Validation and combined analyses

A total of 27 independent candidate SNPs (pairwise r² < 0.5) passing the suggestive significance level in discovery stage (P < 1 × 10⁻³) were selected for two independent follow-up validations in Taiwan Chinese and Malaysian Chinese, respectively. Three SNPs (rs12556646, rs12842370, and rs6540340) were excluded due to their absence in either of the validation datasets (Additional file 1: Table S5). Combined analyses suggested that rs5927056 in DMD gene were associated with NPC risk (P = 9.44 × 10⁻⁵; Fig. 4a). Moreover, combined analysis showed that rs371000 in F9 (P = 3.13 × 10⁻⁴) was associated with NPC risk in males (Fig. 4b and Additional file 1: Table S4). For the female group, the combined analysis revealed that rs5933886 in ARHGAP6 was associated with NPC risk (P = 2.05 × 10⁻⁴), and the association was validated in the Taiwan dataset (P = 1.64 × 10⁻²; Fig. 4c and Additional file 1: Table S6). Furthermore, the interaction of rs5933886 with gender was validated in the Taiwan dataset (P = 2.99 × 10⁻²). However, the associations within REPS2 locus observed in the discovery sample were not significant in the combined analysis (Table 1).
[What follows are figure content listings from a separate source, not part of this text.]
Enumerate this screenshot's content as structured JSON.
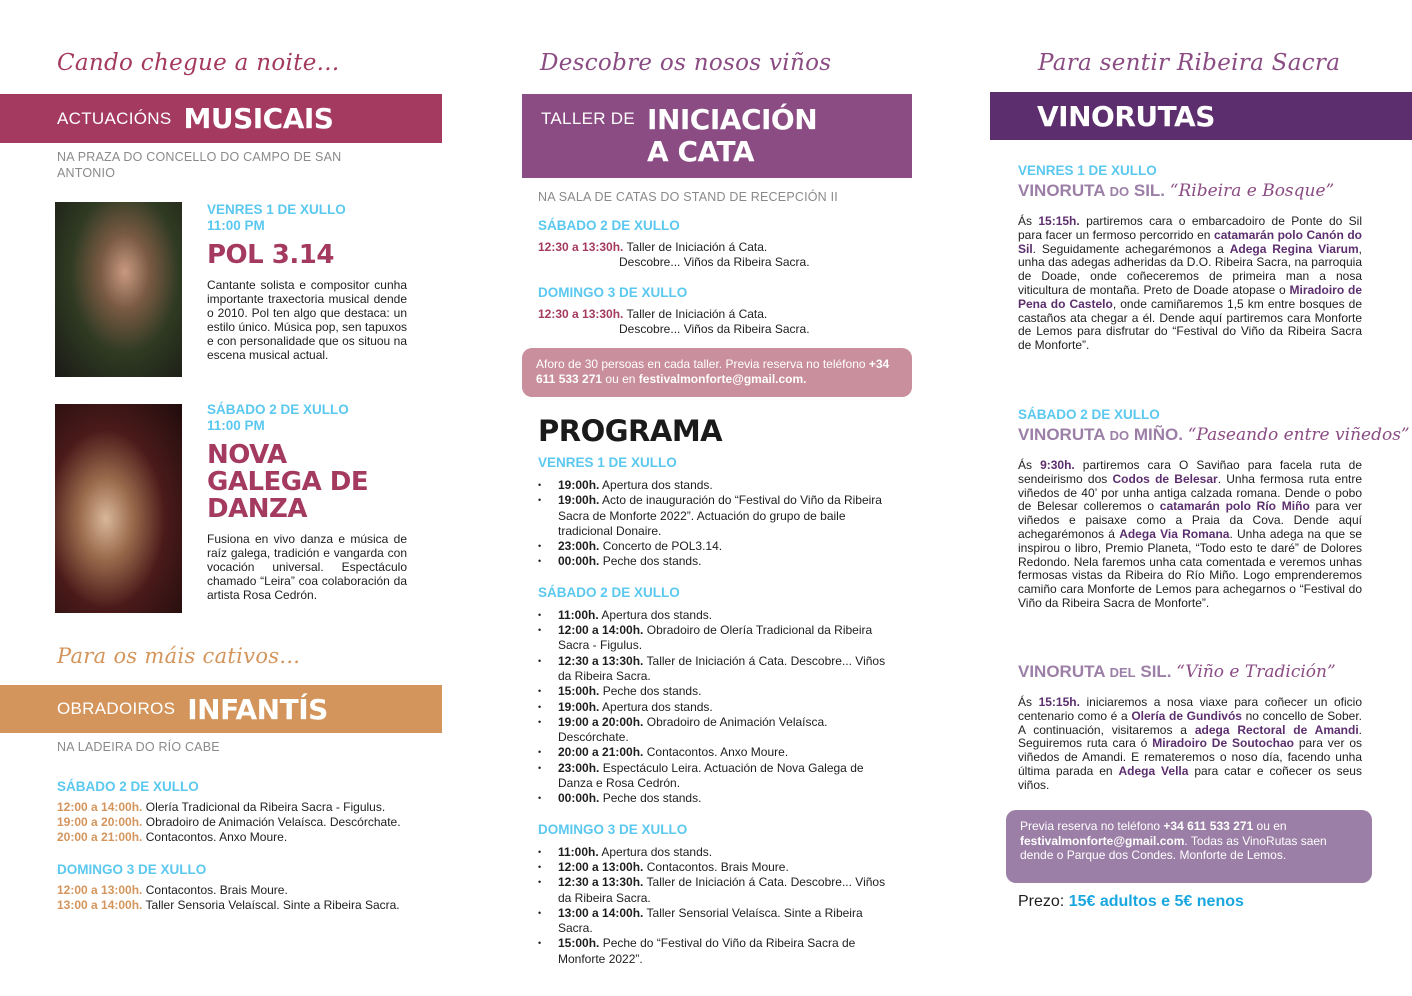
{
  "left": {
    "script_title": "Cando chegue a noite...",
    "band": {
      "light": "ACTUACIÓNS",
      "heavy": "MUSICAIS",
      "color": "#a43a5f"
    },
    "location": "NA PRAZA DO CONCELLO DO CAMPO DE SAN ANTONIO",
    "acts": [
      {
        "date": "VENRES 1 DE XULLO",
        "time": "11:00 PM",
        "name": "POL 3.14",
        "desc": "Cantante solista e compositor cunha importante traxectoria musical dende o 2010. Pol ten algo que destaca: un estilo único. Música pop, sen tapuxos e con personalidade que os situou na escena musical actual."
      },
      {
        "date": "SÁBADO 2 DE XULLO",
        "time": "11:00 PM",
        "name": "NOVA GALEGA DE DANZA",
        "desc": "Fusiona en vivo danza e música de raíz galega, tradición e vangarda con vocación universal. Espectáculo chamado “Leira” coa colaboración da artista Rosa Cedrón."
      }
    ],
    "script_title_2": "Para os máis cativos...",
    "band2": {
      "light": "OBRADOIROS",
      "heavy": "INFANTÍS",
      "color": "#d4955c"
    },
    "location2": "NA LADEIRA DO RÍO CABE",
    "days": [
      {
        "date": "SÁBADO 2 DE XULLO",
        "items": [
          {
            "time": "12:00 a 14:00h.",
            "text": "Olería Tradicional da Ribeira Sacra - Figulus."
          },
          {
            "time": "19:00 a 20:00h.",
            "text": "Obradoiro de Animación Velaísca. Descórchate."
          },
          {
            "time": "20:00 a 21:00h.",
            "text": "Contacontos. Anxo Moure."
          }
        ]
      },
      {
        "date": "DOMINGO 3 DE XULLO",
        "items": [
          {
            "time": "12:00 a 13:00h.",
            "text": "Contacontos. Brais Moure."
          },
          {
            "time": "13:00 a 14:00h.",
            "text": "Taller Sensoria Velaíscal. Sinte a Ribeira Sacra."
          }
        ]
      }
    ]
  },
  "center": {
    "script_title": "Descobre os nosos viños",
    "band": {
      "light": "TALLER DE",
      "heavy1": "INICIACIÓN",
      "heavy2": "A CATA",
      "color": "#8b4b83"
    },
    "location": "NA SALA DE CATAS DO STAND DE RECEPCIÓN II",
    "days": [
      {
        "date": "SÁBADO 2 DE XULLO",
        "time": "12:30 a 13:30h.",
        "line1": "Taller de Iniciación á Cata.",
        "line2": "Descobre... Viños da Ribeira Sacra."
      },
      {
        "date": "DOMINGO 3 DE XULLO",
        "time": "12:30 a 13:30h.",
        "line1": "Taller de Iniciación á Cata.",
        "line2": "Descobre... Viños da Ribeira Sacra."
      }
    ],
    "notice": [
      {
        "t": "Aforo de 30 persoas en cada taller. Previa reserva no teléfono ",
        "b": false
      },
      {
        "t": "+34 611 533 271",
        "b": true
      },
      {
        "t": " ou en ",
        "b": false
      },
      {
        "t": "festivalmonforte@gmail.com.",
        "b": true
      }
    ],
    "notice_color": "#c98f9d",
    "programa": {
      "title": "PROGRAMA",
      "days": [
        {
          "date": "VENRES 1 DE XULLO",
          "items": [
            {
              "time": "19:00h.",
              "text": "Apertura dos stands."
            },
            {
              "time": "19:00h.",
              "text": "Acto de inauguración do “Festival do Viño da Ribeira Sacra de Monforte 2022”. Actuación do grupo de baile tradicional Donaire."
            },
            {
              "time": "23:00h.",
              "text": "Concerto de POL3.14."
            },
            {
              "time": "00:00h.",
              "text": "Peche dos stands."
            }
          ]
        },
        {
          "date": "SÁBADO 2 DE XULLO",
          "items": [
            {
              "time": "11:00h.",
              "text": "Apertura dos stands."
            },
            {
              "time": "12:00 a 14:00h.",
              "text": "Obradoiro de Olería Tradicional da Ribeira Sacra - Figulus."
            },
            {
              "time": "12:30 a 13:30h.",
              "text": "Taller de Iniciación á Cata. Descobre... Viños da Ribeira Sacra."
            },
            {
              "time": "15:00h.",
              "text": "Peche dos stands."
            },
            {
              "time": "19:00h.",
              "text": "Apertura dos stands."
            },
            {
              "time": "19:00 a 20:00h.",
              "text": "Obradoiro de Animación Velaísca. Descórchate."
            },
            {
              "time": "20:00 a 21:00h.",
              "text": "Contacontos. Anxo Moure."
            },
            {
              "time": "23:00h.",
              "text": "Espectáculo Leira. Actuación de Nova Galega de Danza e Rosa Cedrón."
            },
            {
              "time": "00:00h.",
              "text": "Peche dos stands."
            }
          ]
        },
        {
          "date": "DOMINGO 3 DE XULLO",
          "items": [
            {
              "time": "11:00h.",
              "text": "Apertura dos stands."
            },
            {
              "time": "12:00 a 13:00h.",
              "text": "Contacontos. Brais Moure."
            },
            {
              "time": "12:30 a 13:30h.",
              "text": "Taller de Iniciación á Cata. Descobre... Viños da Ribeira Sacra."
            },
            {
              "time": "13:00 a 14:00h.",
              "text": "Taller Sensorial Velaísca. Sinte a Ribeira Sacra."
            },
            {
              "time": "15:00h.",
              "text": "Peche do “Festival do Viño da Ribeira Sacra de Monforte 2022”."
            }
          ]
        }
      ]
    }
  },
  "right": {
    "script_title": "Para sentir Ribeira Sacra",
    "band": {
      "heavy": "VINORUTAS",
      "color": "#5c2e6e"
    },
    "routes": [
      {
        "date": "VENRES 1 DE XULLO",
        "t1": "VINORUTA",
        "t2": "DO",
        "t3": "SIL.",
        "quote": "“Ribeira e Bosque”",
        "body": [
          {
            "t": "Ás ",
            "b": false
          },
          {
            "t": "15:15h.",
            "b": true
          },
          {
            "t": " partiremos cara o embarcadoiro de Ponte do Sil para facer un fermoso percorrido en ",
            "b": false
          },
          {
            "t": "catamarán polo Canón do Sil",
            "b": true
          },
          {
            "t": ". Seguidamente achegarémonos a ",
            "b": false
          },
          {
            "t": "Adega Regina Viarum",
            "b": true
          },
          {
            "t": ", unha das adegas adheridas da D.O. Ribeira Sacra, na parroquia de Doade, onde coñeceremos de primeira man a nosa viticultura de montaña. Preto de Doade atopase o ",
            "b": false
          },
          {
            "t": "Miradoiro de Pena do Castelo",
            "b": true
          },
          {
            "t": ", onde camiñaremos 1,5 km entre bosques de castaños ata chegar a él. Dende aquí partiremos cara Monforte de Lemos para disfrutar do “Festival do Viño da Ribeira Sacra de Monforte”.",
            "b": false
          }
        ]
      },
      {
        "date": "SÁBADO 2 DE XULLO",
        "t1": "VINORUTA",
        "t2": "DO",
        "t3": "MIÑO.",
        "quote": "“Paseando entre viñedos”",
        "body": [
          {
            "t": "Ás ",
            "b": false
          },
          {
            "t": "9:30h.",
            "b": true
          },
          {
            "t": " partiremos cara O Saviñao para facela ruta de sendeirismo dos ",
            "b": false
          },
          {
            "t": "Codos de Belesar",
            "b": true
          },
          {
            "t": ". Unha fermosa ruta entre viñedos de 40’ por unha antiga calzada romana. Dende o pobo de Belesar colleremos o ",
            "b": false
          },
          {
            "t": "catamarán polo Río Miño",
            "b": true
          },
          {
            "t": " para ver viñedos e paisaxe como a Praia da Cova. Dende aquí achegarémonos á ",
            "b": false
          },
          {
            "t": "Adega Via Romana",
            "b": true
          },
          {
            "t": ". Unha adega na que se inspirou o libro, Premio Planeta, “Todo esto te daré” de Dolores Redondo. Nela faremos unha cata comentada e veremos unhas fermosas vistas da Ribeira do Río Miño. Logo emprenderemos camiño cara Monforte de Lemos para achegarnos o “Festival do Viño da Ribeira Sacra de Monforte”.",
            "b": false
          }
        ]
      },
      {
        "date": "",
        "t1": "VINORUTA",
        "t2": "DEL",
        "t3": "SIL.",
        "quote": "“Viño e Tradición”",
        "body": [
          {
            "t": "Ás ",
            "b": false
          },
          {
            "t": "15:15h.",
            "b": true
          },
          {
            "t": " iniciaremos a nosa viaxe para coñecer un oficio centenario como é a ",
            "b": false
          },
          {
            "t": "Olería de Gundivós",
            "b": true
          },
          {
            "t": " no concello de Sober. A continuación, visitaremos a ",
            "b": false
          },
          {
            "t": "adega Rectoral de Amandi",
            "b": true
          },
          {
            "t": ". Seguiremos ruta cara ó ",
            "b": false
          },
          {
            "t": "Miradoiro De Soutochao",
            "b": true
          },
          {
            "t": " para ver os viñedos de Amandi. E remateremos o noso día, facendo unha última parada en ",
            "b": false
          },
          {
            "t": "Adega Vella",
            "b": true
          },
          {
            "t": " para catar e coñecer os seus viños.",
            "b": false
          }
        ]
      }
    ],
    "notice": [
      {
        "t": "Previa reserva no teléfono ",
        "b": false
      },
      {
        "t": "+34 611 533 271",
        "b": true
      },
      {
        "t": " ou en ",
        "b": false
      },
      {
        "t": "festivalmonforte@gmail.com",
        "b": true
      },
      {
        "t": ". Todas as VinoRutas saen dende o Parque dos Condes. Monforte de Lemos.",
        "b": false
      }
    ],
    "notice_color": "#9c7fa6",
    "price_label": "Prezo:",
    "price_value": "15€ adultos e 5€ nenos"
  }
}
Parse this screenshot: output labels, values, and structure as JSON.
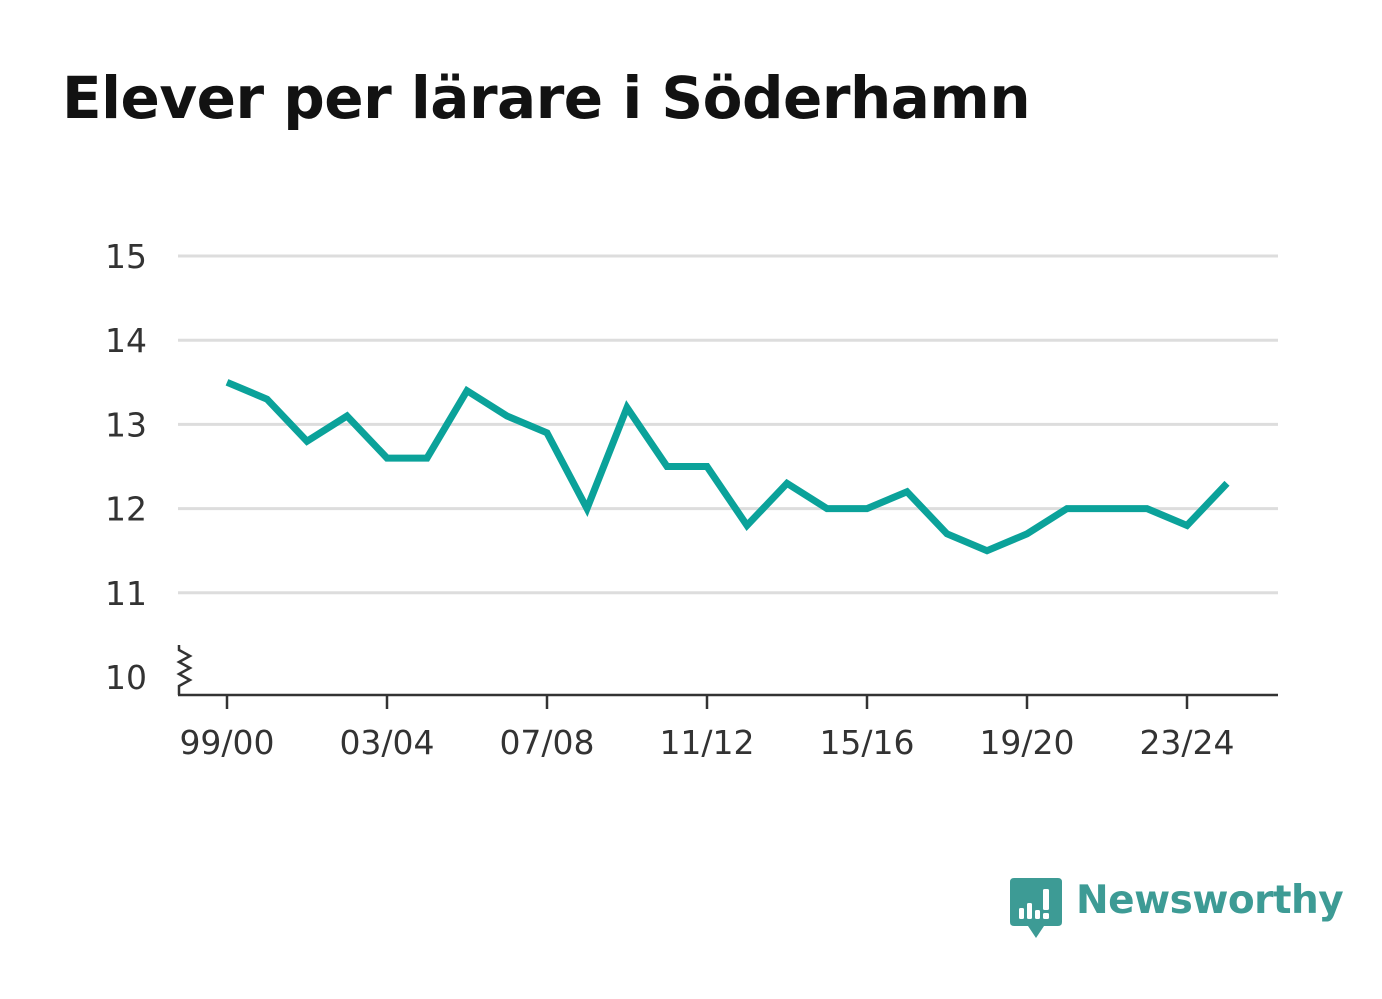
{
  "chart_data": {
    "type": "line",
    "title": "Elever per lärare i Söderhamn",
    "xlabel": "",
    "ylabel": "",
    "x": [
      "99/00",
      "00/01",
      "01/02",
      "02/03",
      "03/04",
      "04/05",
      "05/06",
      "06/07",
      "07/08",
      "08/09",
      "09/10",
      "10/11",
      "11/12",
      "12/13",
      "13/14",
      "14/15",
      "15/16",
      "16/17",
      "17/18",
      "18/19",
      "19/20",
      "20/21",
      "21/22",
      "22/23",
      "23/24",
      "24/25"
    ],
    "x_tick_labels": [
      "99/00",
      "03/04",
      "07/08",
      "11/12",
      "15/16",
      "19/20",
      "23/24"
    ],
    "y_tick_labels": [
      "10",
      "11",
      "12",
      "13",
      "14",
      "15"
    ],
    "series": [
      {
        "values": [
          13.5,
          13.3,
          12.8,
          13.1,
          12.6,
          12.6,
          13.4,
          13.1,
          12.9,
          12.0,
          13.2,
          12.5,
          12.5,
          11.8,
          12.3,
          12.0,
          12.0,
          12.2,
          11.7,
          11.5,
          11.7,
          12.0,
          12.0,
          12.0,
          11.8,
          12.3
        ],
        "color": "#0ba29a"
      }
    ],
    "ylim": [
      10,
      15
    ],
    "y_axis_break": true,
    "grid": "horizontal",
    "legend": "none"
  },
  "branding": {
    "name": "Newsworthy",
    "color": "#3d9b95"
  }
}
Functional annotations of the SNPs

In silico analyses were conducted to explore the functional potentials of the susceptibility SNPs on the X chromosomes. HaploReg revealed that the top significant rs5927056, located in the intron of DMD, might alter six regulatory motifs including AP-3, Evi-1_4, Hoxa10, Hoxb13, Hoxd10, and Pou2f2_known11, suggesting its regulatory potentials (Additional file 1: Table S7). HaploReg also revealed regulatory motifs (HMG-IY_1, Ik-3, NFKB_known5, Pou3f1, and STAT_known5) and DNase peaks at rs5933886, which is an intronic SNP of ARHGAP6 (Additional file 1: Table S8). Moreover, the eQTL analysis revealed a significant cis-eQTL effect of rs5933886 in the aorta artery sample from the GTEx database, which were collected from the ascending aorta or other thoracic regions (nonatherosclerotic; P = 5.88 × 10⁻³, Additional file 1: Table S8). These results imply that rs5933886 may act as a regulatory SNP and predispose NPC by regulating the expression of ARHGAP6.